The program is British but with a cast which is mostly American. The stars are Barbara Bain and Martin Landau, both Mission Impossible grads.

According to Mason, the production values are excellent and the special effects are something else again. In the trade magazines they've been compared to the effects in 2001.

The program costs run about $275,000 per episode, high by British standards and expensive even by U.S. standards.

Individual station managers are evidently ecstatic about the show and its effects and wonder why one of the networks didn't pick it up.

Instead the show is in syndication, available to any station manager who wants to pay the price and the price is evidently pretty high so it will be used as a prime-time lead-in.

One thing about the show is that it gives U.S. stations something worthwhile (hopefully) for their prime-access spots. The FCC (the U.S. CRTC) gave local stations access to the prime time hours which would otherwise have been ruled by the networks.

The FCC had hoped to see good local, or at least good programs period in the local prime time slots. Instead, the stations stuck in quiz shows and re-runs. With Space: 1999 the local stations have a chance to run an expensive, network-quality series.

As for the show itself, Mason says that it is based around a space station established on the moon by a UN- type body made up of various nations.

One of the things the station and personnel do is dispose of radio-active waste from earth reactors. (This is an interesting point because there is a problem in disposing of such waste) They dump this stuff on the dark side of the moon, supposedly ridding earth of a bad problem. Some is dumped on the surface but most is encased in concrete and buried.

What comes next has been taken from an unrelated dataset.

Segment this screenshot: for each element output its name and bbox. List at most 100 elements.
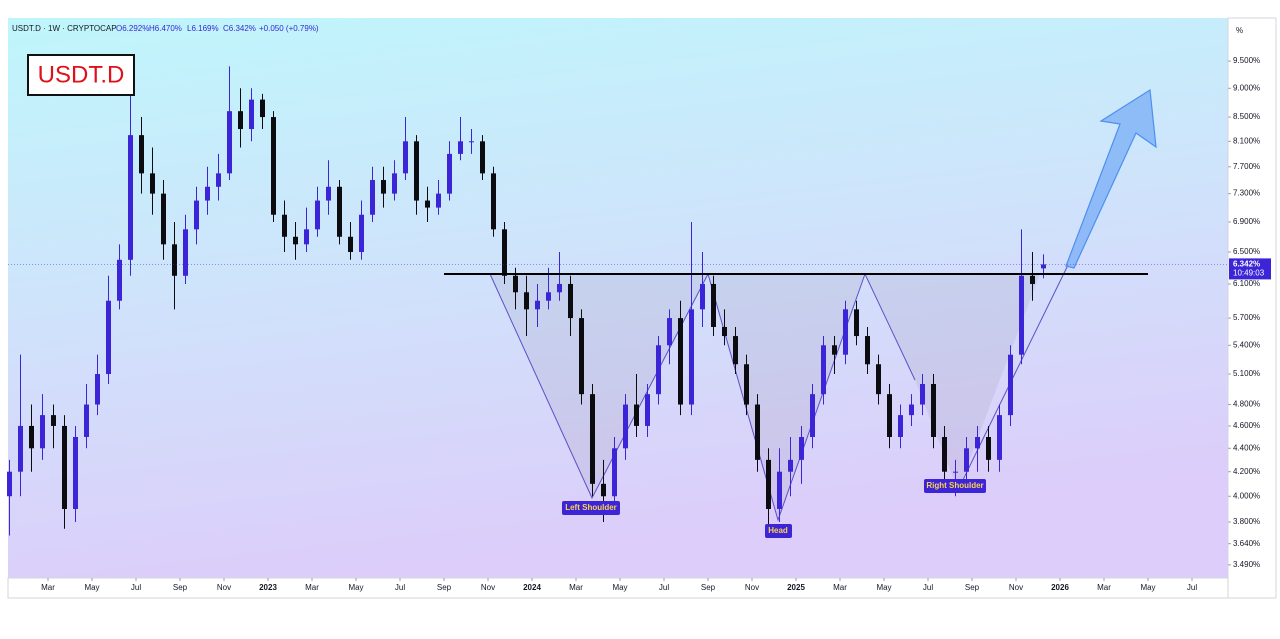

However (there always is a "however", isn't there), something happens and the buried stuff goes critical and explodes. In response to one or other of Newton's Laws - every action has an equal and opposite reaction especially when called for by the script - the explosion pushes old Luna out of orbit and it goes chasing merrily through the solar system.

This would play havoc with earth, since the moon has something or other to do with tides. It would also play havoc with Tin Pan Alley, whose writers would no longer have anything to rhyme with June.

But you must admit that a travelling moon makes a rather impressive space ship, and the heroes of Space: 1999 evidently use the moon as one.

Mason feels the program has been intelligently done and beautifully constructed although he does say that the acting in the pilot is not all that great. He blames this, however, on the amount of expository material which must be thrown at the audience In order to clue the viewer into the deal.

I await the program with happy hope. Now if the CRTC will only come through, we're in.


As a footnote to Space: 1999, there is one hitch: Metro-Goldwyn-Mayer Inc. recently filed a suit in United States Superior Court asking $1 million in damages against the producer and distributors of the show. MGM alleges that the title is too close to that of its movie 2001: A Space Odyssey, and constitutes a misappropriation of property rights.